Von Martina Zimmermann

Anni wurde blass. 

„Das kann doch nicht sein.“ Die Farbe verschwand aus jeder Pore ihres Gesichtes. Aschfahl, so saß sie auf dem alten ausgedienten Sofa, unfähig sich nur ein wenig zu bewegen. Starr vor Schreck, über das, was sie gerade gelesen hatte…

 

Ihre Mutter war vor Wochen gestorben. Christel, eine attraktive und lebenslustige Frau in den Siebzigern. Niemand konnte damit rechen. Umso schlimmer traf es ihre einzige Tochter, Anni. Christel war einfach tot umgefallen. So, von jetzt auf gleich.

 

Der unerwartete Tod der Mutter hatte sie förmlich aus den Angeln gerissen. Sie war nicht mehr dieselbe. Seit diesem Tag schlief sie keine Nacht mehr durch. Geplagt von Albträumen, aus denen Anni jede Nacht schweißgebadet aufwachte. Immer derselbe Traum. Sie sah ihre Mutter, sie wirkte verzweifelt. Sie versuchte sich mitzuteilen, ihr zu erklären, doch dann wachte Anni auf. 

„Was wollte sie mir sagen?“, fragte sich Anni, die abermals aus einem schlimmen Albtraum aufgewacht war. Nach Luft ringend, riss sie sich ihr nasses Nachthemd vom Körper. 

„Was stimmt hier nicht?“, fragte sie sich. 

Anni konnte es nicht erklären.  Aber was war es?
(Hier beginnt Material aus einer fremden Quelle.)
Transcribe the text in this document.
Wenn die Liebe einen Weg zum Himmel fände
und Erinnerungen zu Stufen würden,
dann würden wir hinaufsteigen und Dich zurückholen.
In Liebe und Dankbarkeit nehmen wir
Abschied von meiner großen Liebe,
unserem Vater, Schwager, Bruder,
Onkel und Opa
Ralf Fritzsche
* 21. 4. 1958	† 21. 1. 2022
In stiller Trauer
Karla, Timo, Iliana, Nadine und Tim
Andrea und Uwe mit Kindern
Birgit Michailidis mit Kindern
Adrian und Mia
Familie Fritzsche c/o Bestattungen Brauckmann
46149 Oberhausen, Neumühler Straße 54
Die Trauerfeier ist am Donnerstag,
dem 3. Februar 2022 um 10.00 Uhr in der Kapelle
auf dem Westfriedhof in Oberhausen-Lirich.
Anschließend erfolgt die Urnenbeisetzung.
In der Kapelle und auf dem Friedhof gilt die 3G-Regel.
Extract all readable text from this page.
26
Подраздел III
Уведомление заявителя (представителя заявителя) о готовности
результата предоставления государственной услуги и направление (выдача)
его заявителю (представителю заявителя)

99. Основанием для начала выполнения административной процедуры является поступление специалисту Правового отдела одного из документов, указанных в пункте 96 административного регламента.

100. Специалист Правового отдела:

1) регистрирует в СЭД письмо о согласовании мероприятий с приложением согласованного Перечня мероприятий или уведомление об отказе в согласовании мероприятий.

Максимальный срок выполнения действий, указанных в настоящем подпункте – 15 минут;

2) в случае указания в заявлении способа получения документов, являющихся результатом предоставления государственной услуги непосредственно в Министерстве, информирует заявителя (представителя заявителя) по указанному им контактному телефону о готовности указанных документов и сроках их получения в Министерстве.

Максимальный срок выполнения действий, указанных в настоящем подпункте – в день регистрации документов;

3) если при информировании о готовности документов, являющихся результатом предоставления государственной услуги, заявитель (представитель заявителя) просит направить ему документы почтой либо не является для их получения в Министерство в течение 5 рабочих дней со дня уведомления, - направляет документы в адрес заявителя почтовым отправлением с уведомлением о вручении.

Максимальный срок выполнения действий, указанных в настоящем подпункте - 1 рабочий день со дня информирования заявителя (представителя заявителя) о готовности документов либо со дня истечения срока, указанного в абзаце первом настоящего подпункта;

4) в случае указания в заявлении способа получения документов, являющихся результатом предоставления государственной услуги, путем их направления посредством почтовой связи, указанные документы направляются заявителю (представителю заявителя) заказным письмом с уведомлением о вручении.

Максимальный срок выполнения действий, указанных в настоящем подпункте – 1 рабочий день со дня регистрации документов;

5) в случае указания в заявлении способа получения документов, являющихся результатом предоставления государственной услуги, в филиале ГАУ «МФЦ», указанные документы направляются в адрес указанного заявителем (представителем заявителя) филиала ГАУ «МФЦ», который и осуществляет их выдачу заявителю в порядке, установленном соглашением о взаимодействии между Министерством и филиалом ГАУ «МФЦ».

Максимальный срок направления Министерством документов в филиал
Ein Gefühl, das die Angst in ihr hoch steigen ließ und sich in ihrer Kehle festsetzte, so als würde es ihr den Hals zuschnüren. 

 

„Ich muss etwas unternehmen und mich endlich mit Mutters Nachlass beschäftigen. Zu lange habe ich es verdrängt. Vielleicht bekomme ich dann Ruhe?“ Anni schaute in Peters Augen. Sie versuchte eine Reaktion einzufangen. Was dachte er über sie? Über ihre Träume? 

„Hältst du mich für durchgedreht?“, fragte sie. 

Peter schüttelte den Kopf. 

„Ich glaube, du musst den Tod deiner Mutter verarbeiten. Es ist doch völlig normal, dass du leidest“, erklärte Peter. 

„Vielleicht ist es jetzt an der Zeit, dich in die Höhle des Löwen zu trauen.“

„Du meinst in Mutters Wohnung?“, fragte Anni. 

 Peter nickte zustimmend. „Setze dich mit ihren Sachen auseinander. Du musst alles auflösen und vielleicht tut es dir gut und du kannst besser abschließen.“

„Du hast Recht, zu lange habe ich diese Sache vor mir hergeschoben.“

Als Anni die Wohnung betrat, wurde sie übermannt, ihre Gefühle stiegen in ihr hoch wie ein Schwall der sie erbrechen ließ. Schweißgebadet setzte sie sich an den kleinen, ihr so vertrauten Tisch  um einen Moment durchzuatmen. Ihr Blick fiel auf diesen Ordner. Er lag genau in Augenhöhe, gegenüber auf der Kommode.

 

„Ich kann es nicht fassen.“ Anni starrte immer noch auf dieses Blatt, welches sich in dem Aktenordner befand. Die Buchstaben verschwammen immer wieder vor ihren Augen. Sie tanzten durcheinander und ordneten sich dann wieder in Reihen. Anni rieb ihre Augen und starrte dann nochmals auf das Papier, in der Hoffnung, es hätte sich in der Zwischenzeit verändert.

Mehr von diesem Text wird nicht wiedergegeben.